Hauwa Mohammed est l'une des 158 otages à avoir été libérées par Boko Haram le 23 janvier, deux semaines après avoir été enlevée dans le village de Katarko, dans l'Etat de Yobe. "J'étais pleine de rage et de haine contre les islamistes", raconte-t-elle à l'AFP, en évoquant ses semaines de captivité.
Pendant ces longues journées, Hauwa tremblait en pensant au sort réservé à ses trois filles, également otages.
Les ravisseurs ont forcé toutes les otages à adhérer à leur credo jihadiste. "Comment est-ce que je pourrais adhérer à leur idéologie, eux qui encouragent le meurtre, la destruction, les enlèvements, le viol?", s'indigne Hauwa. Elle ne s'explique toujours pas pourquoi elle a été libérée. Elle ne peut s'empêcher de penser à toutes celles qui n'ont pas eu cette chance: "je prie (...) pour qu'elles soient libérées de cette vie d'horreur qu'elles vivent actuellement".

 

(Lire aussi : À l'attention de M. Shekau, le billet d’Émilie Sueur)

 

Inégalités entre les sexes
Dans le nord du Nigeria, où l'insurrection islamiste a fait plus de 13 000 morts depuis 2009, les spécialistes pointent du doigt depuis longtemps la pauvreté, le manque d'éducation et de perspectives, qui poussent les jeunes à se radicaliser. Dans cette région majoritairement musulmane, qui abrite la moitié des 173 millions de Nigérians, les filles sont les premières à être mises à l'écart du système éducatif.
Deux tiers des jeunes filles de 15 à 19 ans ne savent pas lire une phrase complète, comparé à 10% dans le sud du pays, majoritairement chrétien, selon une étude du British Council.
Seules 3% d'entre elles terminent leurs études secondaires, précise cette étude qui date de 2012, soit avant qu'un grand nombre d'écoles soient obligées de fermer à cause des violences.

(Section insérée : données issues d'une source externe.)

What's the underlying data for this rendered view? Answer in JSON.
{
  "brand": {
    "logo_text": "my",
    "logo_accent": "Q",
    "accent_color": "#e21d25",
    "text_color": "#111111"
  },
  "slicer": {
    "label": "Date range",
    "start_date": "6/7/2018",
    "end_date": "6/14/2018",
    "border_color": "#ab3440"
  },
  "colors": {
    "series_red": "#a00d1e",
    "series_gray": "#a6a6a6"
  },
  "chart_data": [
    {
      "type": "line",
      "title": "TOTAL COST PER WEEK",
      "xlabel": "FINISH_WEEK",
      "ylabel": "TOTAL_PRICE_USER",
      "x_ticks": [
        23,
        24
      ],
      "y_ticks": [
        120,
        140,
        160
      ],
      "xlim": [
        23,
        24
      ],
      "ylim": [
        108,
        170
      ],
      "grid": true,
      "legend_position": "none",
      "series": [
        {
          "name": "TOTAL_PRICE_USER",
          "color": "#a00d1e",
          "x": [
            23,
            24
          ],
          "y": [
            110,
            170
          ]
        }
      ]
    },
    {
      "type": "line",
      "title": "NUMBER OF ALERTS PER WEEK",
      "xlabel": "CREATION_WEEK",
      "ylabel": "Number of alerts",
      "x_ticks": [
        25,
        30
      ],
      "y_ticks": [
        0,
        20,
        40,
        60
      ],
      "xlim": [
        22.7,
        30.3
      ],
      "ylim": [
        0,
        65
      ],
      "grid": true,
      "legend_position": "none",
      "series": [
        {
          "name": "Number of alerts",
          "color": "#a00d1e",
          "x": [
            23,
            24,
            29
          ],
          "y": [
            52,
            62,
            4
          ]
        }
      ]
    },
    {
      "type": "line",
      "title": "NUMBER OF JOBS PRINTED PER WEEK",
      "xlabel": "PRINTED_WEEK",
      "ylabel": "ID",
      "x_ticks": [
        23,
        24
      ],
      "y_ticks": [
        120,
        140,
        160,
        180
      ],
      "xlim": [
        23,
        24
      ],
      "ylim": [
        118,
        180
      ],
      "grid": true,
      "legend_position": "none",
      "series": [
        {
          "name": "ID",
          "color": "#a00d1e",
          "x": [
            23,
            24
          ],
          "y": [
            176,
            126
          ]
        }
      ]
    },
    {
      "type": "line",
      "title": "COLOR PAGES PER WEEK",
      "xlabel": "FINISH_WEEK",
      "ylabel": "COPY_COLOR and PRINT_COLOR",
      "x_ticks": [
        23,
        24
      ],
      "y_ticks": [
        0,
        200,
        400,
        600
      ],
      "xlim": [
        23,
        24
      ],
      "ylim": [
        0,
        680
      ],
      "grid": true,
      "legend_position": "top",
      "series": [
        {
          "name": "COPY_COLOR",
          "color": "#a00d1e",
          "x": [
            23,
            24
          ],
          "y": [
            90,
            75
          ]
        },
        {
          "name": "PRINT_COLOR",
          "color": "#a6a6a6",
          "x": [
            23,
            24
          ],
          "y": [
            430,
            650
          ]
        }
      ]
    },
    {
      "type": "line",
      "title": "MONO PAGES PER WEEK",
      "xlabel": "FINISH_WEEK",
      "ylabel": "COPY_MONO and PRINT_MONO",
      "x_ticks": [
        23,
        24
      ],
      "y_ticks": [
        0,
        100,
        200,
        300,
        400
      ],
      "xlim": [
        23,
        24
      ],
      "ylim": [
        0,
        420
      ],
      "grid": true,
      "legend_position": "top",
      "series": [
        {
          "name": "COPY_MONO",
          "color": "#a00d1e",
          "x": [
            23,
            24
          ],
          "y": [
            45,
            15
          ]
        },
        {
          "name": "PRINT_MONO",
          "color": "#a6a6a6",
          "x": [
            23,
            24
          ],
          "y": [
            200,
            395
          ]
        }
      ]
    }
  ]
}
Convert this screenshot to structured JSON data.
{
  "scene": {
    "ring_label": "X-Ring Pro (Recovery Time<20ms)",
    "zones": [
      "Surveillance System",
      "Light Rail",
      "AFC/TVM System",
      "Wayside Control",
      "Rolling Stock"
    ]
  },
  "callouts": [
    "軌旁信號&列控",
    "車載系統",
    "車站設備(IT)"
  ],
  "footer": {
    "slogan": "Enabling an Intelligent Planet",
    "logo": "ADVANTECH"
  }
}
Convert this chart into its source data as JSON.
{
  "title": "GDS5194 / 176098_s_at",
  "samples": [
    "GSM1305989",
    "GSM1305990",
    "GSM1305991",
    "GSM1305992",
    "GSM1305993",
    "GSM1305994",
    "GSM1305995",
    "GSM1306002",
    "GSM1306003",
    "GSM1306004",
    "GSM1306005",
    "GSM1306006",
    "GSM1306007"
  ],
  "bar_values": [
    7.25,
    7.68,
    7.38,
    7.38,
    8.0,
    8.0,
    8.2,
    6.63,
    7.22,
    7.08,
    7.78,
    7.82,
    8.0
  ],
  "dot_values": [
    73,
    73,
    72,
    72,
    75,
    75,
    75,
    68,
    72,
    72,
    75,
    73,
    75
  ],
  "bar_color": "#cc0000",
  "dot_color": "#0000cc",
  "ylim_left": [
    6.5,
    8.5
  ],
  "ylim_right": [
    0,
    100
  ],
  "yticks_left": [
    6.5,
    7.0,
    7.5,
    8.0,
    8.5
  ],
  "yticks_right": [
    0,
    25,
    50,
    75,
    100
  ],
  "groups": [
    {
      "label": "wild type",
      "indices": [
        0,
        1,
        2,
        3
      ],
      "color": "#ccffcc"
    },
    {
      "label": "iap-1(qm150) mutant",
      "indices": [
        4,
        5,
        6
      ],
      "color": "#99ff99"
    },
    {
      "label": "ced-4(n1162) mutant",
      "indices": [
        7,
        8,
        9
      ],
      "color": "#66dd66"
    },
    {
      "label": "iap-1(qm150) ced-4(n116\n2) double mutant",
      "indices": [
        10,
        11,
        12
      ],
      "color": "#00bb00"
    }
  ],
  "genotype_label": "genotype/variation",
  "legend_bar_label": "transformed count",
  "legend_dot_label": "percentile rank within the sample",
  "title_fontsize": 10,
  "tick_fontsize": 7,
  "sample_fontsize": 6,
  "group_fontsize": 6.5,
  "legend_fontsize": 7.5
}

Sarah Samuel aurait pu faire partie de cette petite minorité si elle avait pu passer son examen au lycée de Chibok, dont le gouvernement nigérian a annoncé vendredi le début de la reconstruction.
Au lieu de cela, elle a passé son 18e anniversaire dans les camps de Boko Haram, où elle a sans doute été "mariée de force" ou "réduite en esclavage", si l'on en croit les menaces du chef du groupe islamiste, Abubakar Shekau. "C'est dur", reconnaît sa mère pudiquement. "Seul Dieu peut nous venir en aide".